Cagayan Heritage Conservation Society
- Abbreviation: CHCS
- Formation: 2018
- Founded at: Tuguegarao City, Philippines
- Type: NGO
- Purpose: Heritage conservation

= Cagayan Heritage Conservation Society =

Non-governmental organization

The Cagayan Heritage Conservation Society is a nonprofit organization aimed at spreading awareness about Cagayan's history and culture through education & research, training, and policy reform. It was founded in 2018.

With members in their mid-20s, they help in preserving further Cagayanos’ languages and culture.

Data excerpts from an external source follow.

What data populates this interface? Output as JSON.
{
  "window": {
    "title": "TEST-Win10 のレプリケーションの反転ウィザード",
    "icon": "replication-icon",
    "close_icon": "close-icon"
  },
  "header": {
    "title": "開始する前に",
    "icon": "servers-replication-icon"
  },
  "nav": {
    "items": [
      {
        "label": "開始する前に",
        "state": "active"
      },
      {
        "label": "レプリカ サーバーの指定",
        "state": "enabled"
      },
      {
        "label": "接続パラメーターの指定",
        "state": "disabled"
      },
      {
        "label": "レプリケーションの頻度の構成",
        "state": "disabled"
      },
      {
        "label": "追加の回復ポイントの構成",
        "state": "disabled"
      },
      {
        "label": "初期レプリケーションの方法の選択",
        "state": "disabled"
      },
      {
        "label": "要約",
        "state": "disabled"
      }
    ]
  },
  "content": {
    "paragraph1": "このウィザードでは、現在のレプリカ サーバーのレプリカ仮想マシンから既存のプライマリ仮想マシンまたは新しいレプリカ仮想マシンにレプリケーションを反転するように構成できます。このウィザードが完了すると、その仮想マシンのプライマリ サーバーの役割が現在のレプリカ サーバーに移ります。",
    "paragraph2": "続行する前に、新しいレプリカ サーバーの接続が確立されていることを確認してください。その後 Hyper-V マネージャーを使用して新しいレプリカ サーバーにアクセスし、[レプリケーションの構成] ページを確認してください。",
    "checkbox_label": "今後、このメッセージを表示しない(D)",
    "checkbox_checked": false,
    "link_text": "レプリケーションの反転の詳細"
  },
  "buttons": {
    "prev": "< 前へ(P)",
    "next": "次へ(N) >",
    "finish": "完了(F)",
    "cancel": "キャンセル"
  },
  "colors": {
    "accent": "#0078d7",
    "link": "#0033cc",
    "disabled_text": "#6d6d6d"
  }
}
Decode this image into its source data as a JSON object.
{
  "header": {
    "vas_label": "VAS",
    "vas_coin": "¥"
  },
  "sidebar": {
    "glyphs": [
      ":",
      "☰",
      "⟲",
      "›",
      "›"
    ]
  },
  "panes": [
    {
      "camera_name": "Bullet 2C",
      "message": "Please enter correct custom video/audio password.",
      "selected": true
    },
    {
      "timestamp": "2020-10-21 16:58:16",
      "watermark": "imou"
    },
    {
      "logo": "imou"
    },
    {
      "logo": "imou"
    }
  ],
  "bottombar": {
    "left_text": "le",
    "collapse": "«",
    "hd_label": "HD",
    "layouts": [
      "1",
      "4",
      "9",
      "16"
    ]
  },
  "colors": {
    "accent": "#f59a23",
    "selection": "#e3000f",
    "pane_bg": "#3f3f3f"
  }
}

== Programs and activities ==
=== Heritage walks ===
By the help of Cagayan Museum and Historical Research Center, the society is known for their heritage walks around Cagayan Valley dubbed as Manalan Tera. The society's pioneers gives the lectures during the tour on old sites starting from Tribunal de Tuguegarao (Old Provincial Jail, now Cagayan Museum's new location), Rizal Park, Tuguegarao Metropolitan Cathedral, Ermita de San Jacinto, and ends in Horno Ruins, Bagumbayan, Tuguegarao City. The organization have been promoting all of these sites as heritage zones.

=== Heritage activities ===
One of their activities, Minas anna Zininagâ, stages budding local poets, composers, and musicians. They also hold talks and seminars, dubbed as Y Zininaga Tam (literally "The Heritage" in Ibanag language).